全世界都炸了鍋。漂亮國的媒體說這是“司法獨立的最好證明”,歐洲的媒體說這是“對受害者的二次傷害”,亞洲的媒體在算六個月之後他還能用哪些理由繼續減刑,非洲的媒體在問為什麽一個殺了這麽多人的人還能活著。龍國的網路上,有人罵律師,有人罵法官,有人罵漂亮國,有人沉默地轉發堰城核爆遺址的照片。那張照片是黑白的,一片廢墟,什麽都沒有,隻有一行小字:“攝於堰城核爆後第三天”。轉發的人沒有評論,隻是轉發了。一個,兩個,十個,一百個,一萬個。
我也不知道自己為什麽要去看他。
車停在山裏的那個早晨,我坐在駕駛座上,發動機已經熄了火,暖風還在吹,吹得我手背上幹裂的麵板有點發癢。我看著擋風玻璃外麵那扇灰色的鐵門,看著鐵門上麵的鐵絲網,看著鐵絲網後麵那棟灰色的、沒有窗戶的、像一塊被切下來的立方體一樣的建築。我問自己這個問題,問了好幾遍。也許,我自己也說不清。懷舊?我和沈敬堯之間有什麽可懷舊的?軍校操場上一起跑過的五公裏,潛艇艙室裏一起喝過的罐頭湯,演習結束後一起抽過的那根煙——這些東西在清源山寺廟的槍聲響起的那一刻,就已經被那顆子彈打得粉碎了。那顆子彈穿過了慈熙的心髒,穿過了那件藏青色棉布褂子,穿過了我和他之間所有的、我以為還存在、但其實早就已經不在了的東西。
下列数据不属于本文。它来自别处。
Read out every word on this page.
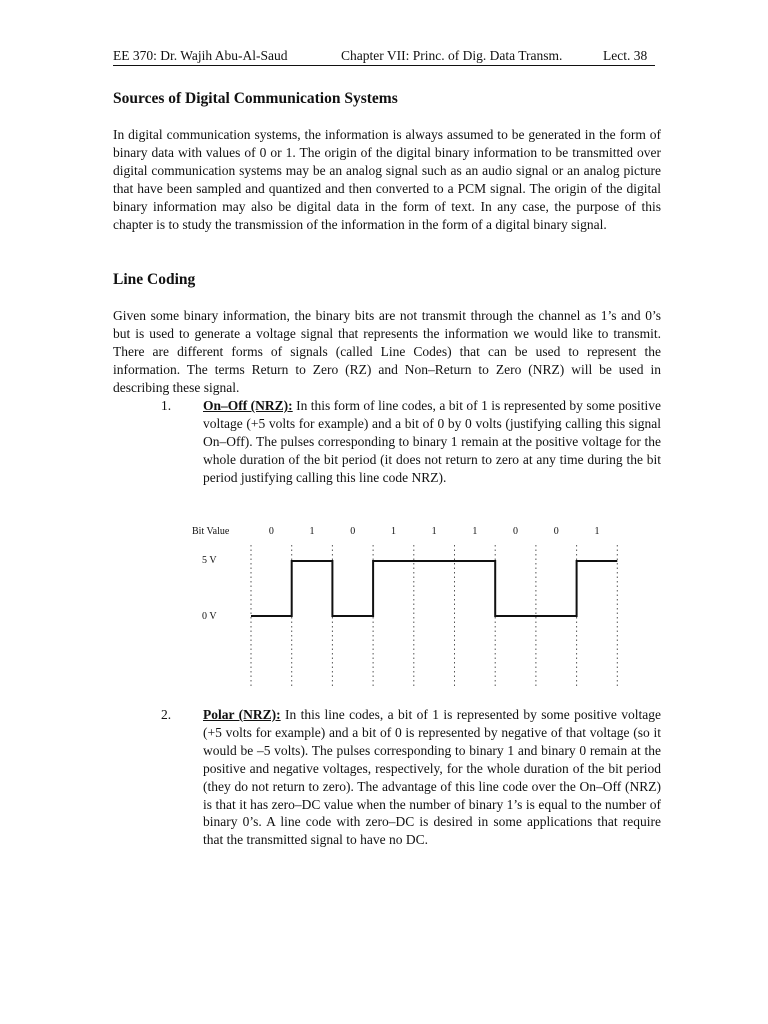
EE 370: Dr. Wajih Abu-Al-Saud	Chapter VII: Princ. of Dig. Data Transm.	Lect. 38

Sources of Digital Communication Systems
In digital communication systems, the information is always assumed to be generated in the form of binary data with values of 0 or 1. The origin of the digital binary information to be transmitted over digital communication systems may be an analog signal such as an audio signal or an analog picture that have been sampled and quantized and then converted to a PCM signal. The origin of the digital binary information may also be digital data in the form of text. In any case, the purpose of this chapter is to study the transmission of the information in the form of a digital binary signal.
Line Coding
Given some binary information, the binary bits are not transmit through the channel as 1’s and 0’s but is used to generate a voltage signal that represents the information we would like to transmit. There are different forms of signals (called Line Codes) that can be used to represent the information. The terms Return to Zero (RZ) and Non–Return to Zero (NRZ) will be used in describing these signal.
1. On–Off (NRZ): In this form of line codes, a bit of 1 is represented by some positive voltage (+5 volts for example) and a bit of 0 by 0 volts (justifying calling this signal On–Off). The pulses corresponding to binary 1 remain at the positive voltage for the whole duration of the bit period (it does not return to zero at any time during the bit period justifying calling this line code NRZ).
Bit Value
5 V
0 V
0	1	0	1	1	1	0	0	1
2. Polar (NRZ): In this line codes, a bit of 1 is represented by some positive voltage (+5 volts for example) and a bit of 0 is represented by negative of that voltage (so it would be –5 volts). The pulses corresponding to binary 1 and binary 0 remain at the positive and negative voltages, respectively, for the whole duration of the bit period (they do not return to zero). The advantage of this line code over the On–Off (NRZ) is that it has zero–DC value when the number of binary 1’s is equal to the number of binary 0’s. A line code with zero–DC is desired in some applications that require that the transmitted signal to have no DC.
仇人被抓時的幸災樂禍?我站在那扇鐵門前麵,等著武警戰士做最後一道登記手續的時候,試著在腦子裏想象沈敬堯穿著橘紅色號服、剃著光頭、戴著手銬的樣子。我想象出來了。但那個畫麵沒有讓我高興,也沒有讓我不高興。它就那麽在那裏,像一個被從相簿裏抽出來的、背麵寫著日期但你已經不認識照片上任何一個人的、褪了色的舊照片。
可能都不是。
會見室的玻璃很厚。不是普通的那種厚,是那種——你知道的——監獄會見室裏專用的、中間夾了一層金屬網的、防彈的、隔音的、讓你看得見對麵的人但碰不到他、讓他看得見你但碰不到你的玻璃。玻璃擦得很幹淨,幹淨得像是沒有一樣。但你知道它在那裏。你知道你和對麵那個人之間,隔著的東西,比玻璃多得多。
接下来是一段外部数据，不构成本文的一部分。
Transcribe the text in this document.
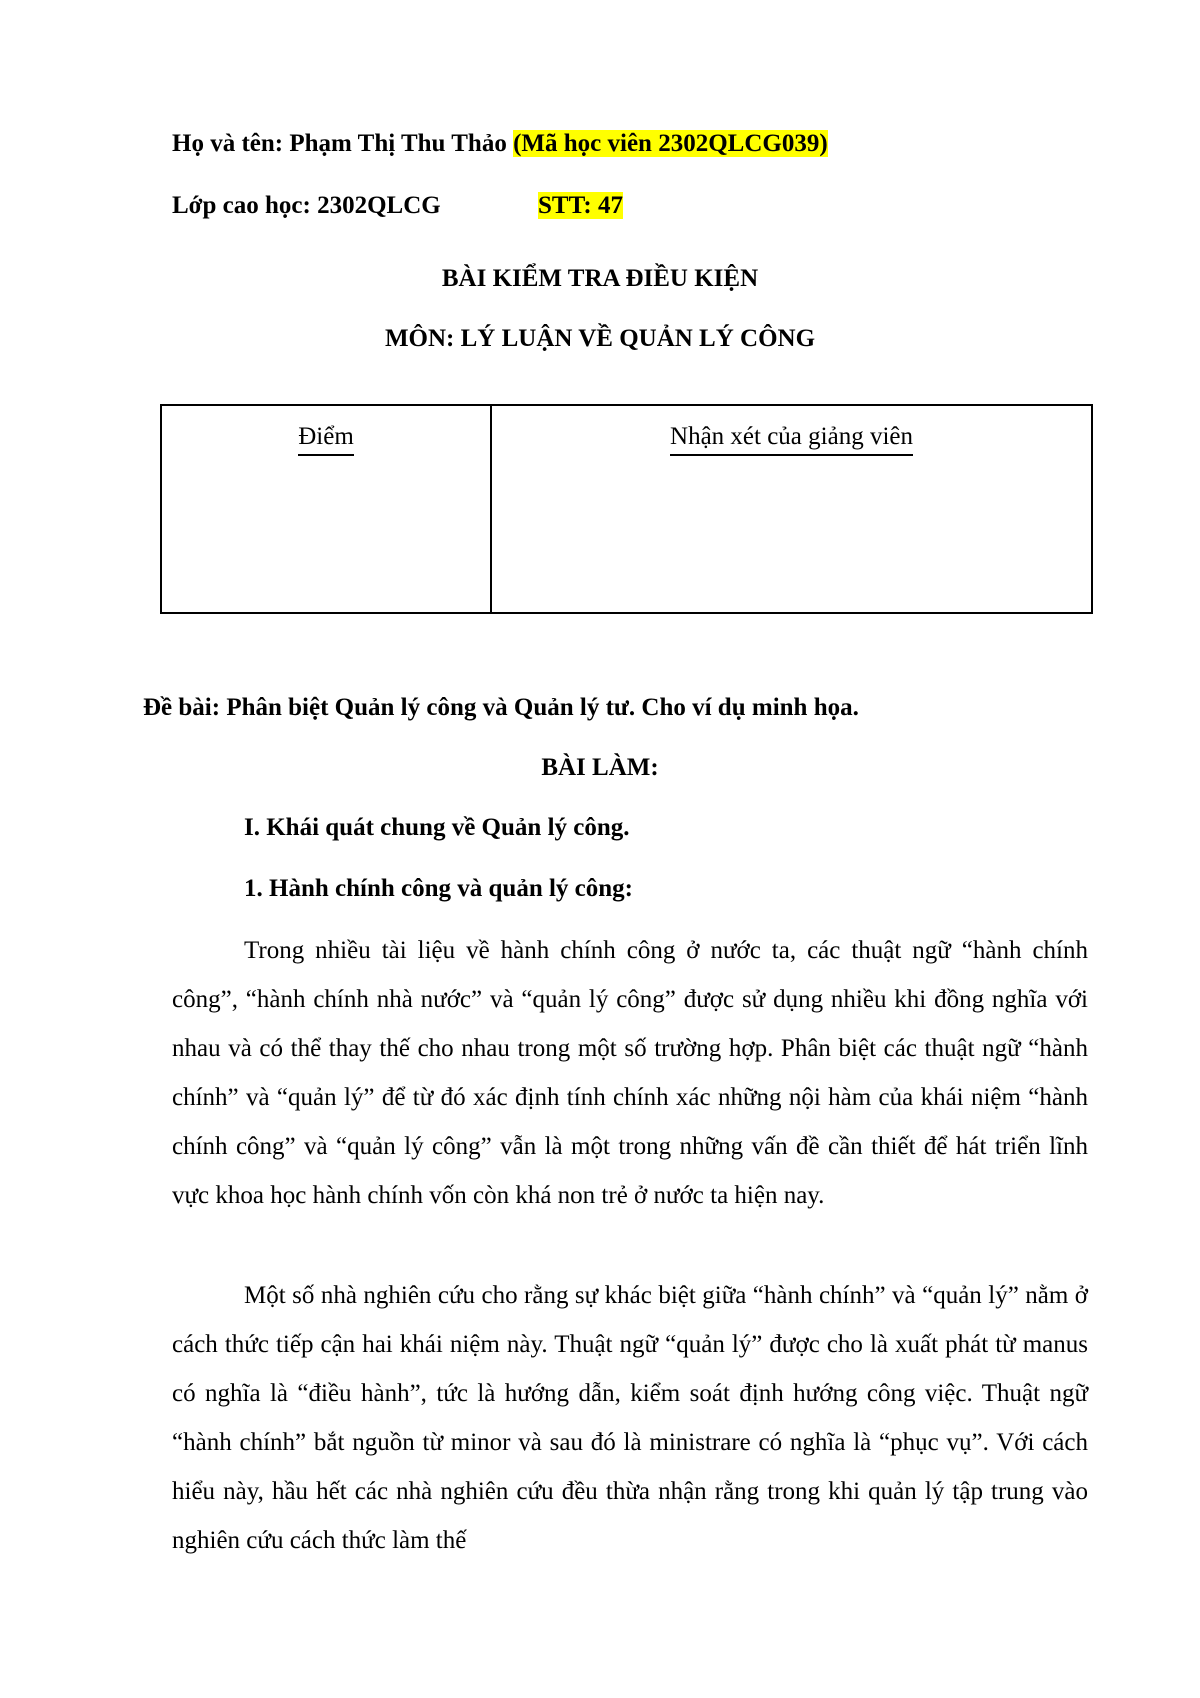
Họ và tên: Phạm Thị Thu Thảo (Mã học viên 2302QLCG039)
Lớp cao học: 2302QLCG	STT: 47
BÀI KIỂM TRA ĐIỀU KIỆN
MÔN: LÝ LUẬN VỀ QUẢN LÝ CÔNG
Điểm	Nhận xét của giảng viên
Đề bài: Phân biệt Quản lý công và Quản lý tư. Cho ví dụ minh họa.
BÀI LÀM:
I. Khái quát chung về Quản lý công.
1. Hành chính công và quản lý công:

Trong nhiều tài liệu về hành chính công ở nước ta, các thuật ngữ “hành chính công”, “hành chính nhà nước” và “quản lý công” được sử dụng nhiều khi đồng nghĩa với nhau và có thể thay thế cho nhau trong một số trường hợp. Phân biệt các thuật ngữ “hành chính” và “quản lý” để từ đó xác định tính chính xác những nội hàm của khái niệm “hành chính công” và “quản lý công” vẫn là một trong những vấn đề cần thiết để hát triển lĩnh vực khoa học hành chính vốn còn khá non trẻ ở nước ta hiện nay.

Một số nhà nghiên cứu cho rằng sự khác biệt giữa “hành chính” và “quản lý” nằm ở cách thức tiếp cận hai khái niệm này. Thuật ngữ “quản lý” được cho là xuất phát từ manus có nghĩa là “điều hành”, tức là hướng dẫn, kiểm soát định hướng công việc. Thuật ngữ “hành chính” bắt nguồn từ minor và sau đó là ministrare có nghĩa là “phục vụ”. Với cách hiểu này, hầu hết các nhà nghiên cứu đều thừa nhận rằng trong khi quản lý tập trung vào nghiên cứu cách thức làm thế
他坐在玻璃的那一邊。橘紅色的號服,袖子有點長,挽了一道。頭發剪得很短,短到能看見頭皮上幾道淺色的、細長的疤痕——不知道是年輕時留下的,還是那一百三十六年裏留下的。他瘦了很多,顴骨突出來,眼窩凹下去,下巴的線條比在落日計劃平台上見他的時候更尖了。但他坐得很直。不是軍人的那種直,是那種——被關久了的人,在每一個能被看到的地方,都會把自己收拾得整整齊齊的那種直。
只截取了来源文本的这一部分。